If you are willing to go to the required lengths to turn off your full-disk encryption, there are some options available to you. One of the more robust options is VeraCrypt. Born of the desire to don the defunct TrueCrypt's mantle, VeraCrypt is a graphical tool for creating encrypted directory structures on top of an existing filesystem. It boasts options for read-write speeds on par with unencrypted filesystems, and even super-spy features like deniable encryption, where your encrypted data will just look like normal unused space on your drive. An exploration of even basic VeraCrypt capabilities would be beyond the scope of this already lengthy piece, but perhaps it has the makings of a future article.

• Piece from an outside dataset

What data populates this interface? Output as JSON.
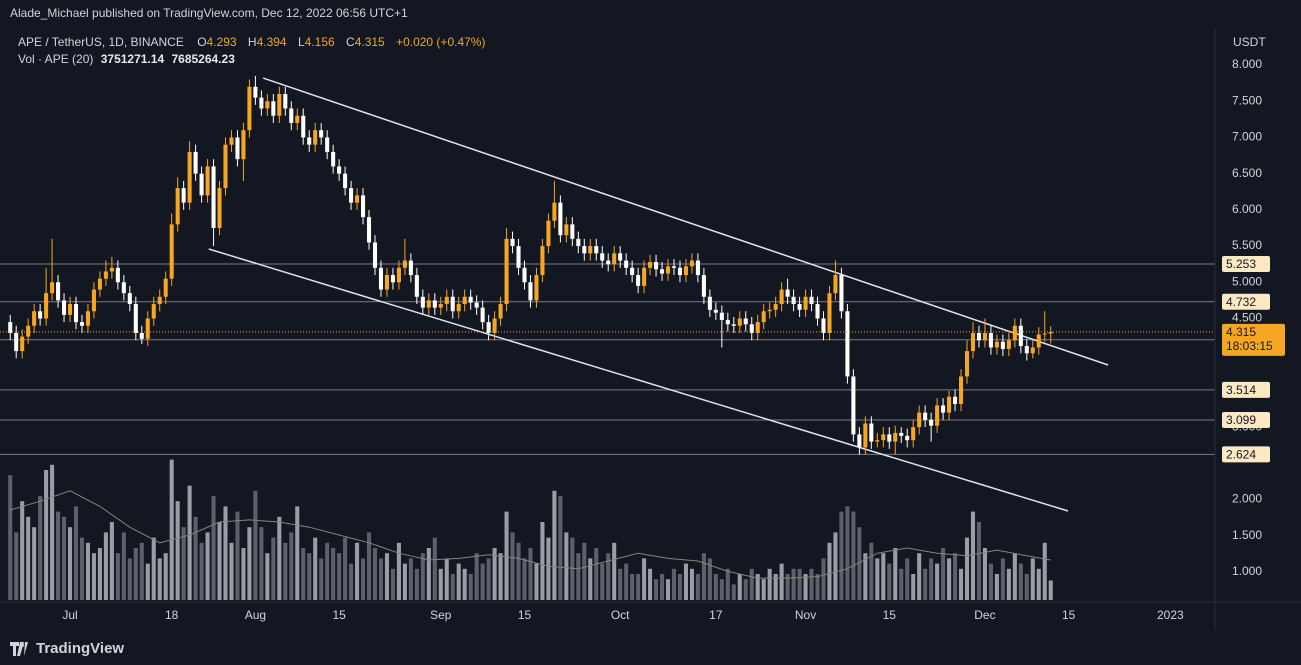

So why did I take all this time to tell you about something that is not the most (though certainly not the least) accessible? Fundamentally, it's important to know what's possible so you can make the most informed choices, to create the computing experience that is most responsive to your needs. Computers are infinitely customizable, so there is no reason a user should be denied the setup that is best for them -- not knowing your options is the worst such reason.

Appreciating what's possible is about more than living your best digital life, but about providing the support, even if it's just usership, to the developers making it possible. If this sounds like something that could make your life better, I say to you, go forth and tinker!